Closed shwang closed 3 years ago
@AdamGleave I think it will be easier to benchmark adamgleave/inverse_rl
if I convert the scripts/
into Sacred format. Does this sound about right?
I think this conversion should be pretty quick because for the most part I will just be copying Sacred code over from this repo.
edit: Also, would appreciate any thoughts on the general plan
I think the difference in reward obtained by RL algorithms varies a fair bit between some of the old and new versions of the environment. So I'd be concerned about making a direct comparison. If possible I'd suggest running adamgleave/inverse_rl
on the modern environments. If not possible then compare in terms of % of expert performance, not absolute numbers.
I like the idea of a transfer learning test. I'd expect this to be quite fiddly to get working, though. I think the results in the paper required a fair bit of hyerparameter tuning, and tricks like early stopping. Still worth doing but don't assume there's anything wrong if you can't reproduce.
Adding Sacred support should be fairly easy. Nice if the config parameters can line up fairly closely, you might be able to use one bash script to run both sets of tests, just switch which Python script you're calling. I don't have an opinion on whether that'll be overall easier or not. Parsing the log output and getting that in a consistent format is probably going to be the harder part.
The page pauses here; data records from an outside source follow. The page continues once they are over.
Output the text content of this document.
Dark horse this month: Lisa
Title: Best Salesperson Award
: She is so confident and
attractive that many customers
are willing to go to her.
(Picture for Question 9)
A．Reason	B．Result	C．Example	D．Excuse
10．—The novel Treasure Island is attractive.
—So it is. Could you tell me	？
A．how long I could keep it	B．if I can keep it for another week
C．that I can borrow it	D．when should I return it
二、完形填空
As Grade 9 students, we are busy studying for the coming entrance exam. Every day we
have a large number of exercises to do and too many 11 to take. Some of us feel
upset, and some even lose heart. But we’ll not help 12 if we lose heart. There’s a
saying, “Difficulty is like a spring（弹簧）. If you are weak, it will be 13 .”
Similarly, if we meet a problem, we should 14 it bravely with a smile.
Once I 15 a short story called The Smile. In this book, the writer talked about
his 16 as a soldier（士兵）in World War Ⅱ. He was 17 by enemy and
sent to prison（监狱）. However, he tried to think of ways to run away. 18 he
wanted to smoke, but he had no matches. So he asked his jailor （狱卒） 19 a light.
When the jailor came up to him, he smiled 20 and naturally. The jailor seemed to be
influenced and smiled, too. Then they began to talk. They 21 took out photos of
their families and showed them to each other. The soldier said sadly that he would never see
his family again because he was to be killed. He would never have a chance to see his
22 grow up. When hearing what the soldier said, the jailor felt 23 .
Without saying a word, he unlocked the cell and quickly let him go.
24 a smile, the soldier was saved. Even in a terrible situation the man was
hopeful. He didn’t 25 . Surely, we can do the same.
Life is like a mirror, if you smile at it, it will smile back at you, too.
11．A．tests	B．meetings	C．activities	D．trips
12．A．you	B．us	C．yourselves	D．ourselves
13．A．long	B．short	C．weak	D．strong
This issue looks stale, should we close?
To benchmark AIRL, I’m (planning on) comparing imitation performance of our new AIRL implementation on modern gym envs against the performance of the old AIRL implementation (on adamgleve/inverse_rl) on old+analogous gym envs.
I would like to compare the following envs (against their old+analogous equivalents):
In addition I’m planning on testing "self-transfer learning" performance of all the environments. This entails training AIRL on the expert demonstrations, and then using the reward learned from AIRL to train a new expert on the same environment, and finally evaluating the average return of the new expert.
Finally, I'm planning on testing transfer learning performance for the TwoDMaze and Ant environments (like in the AIRL paper).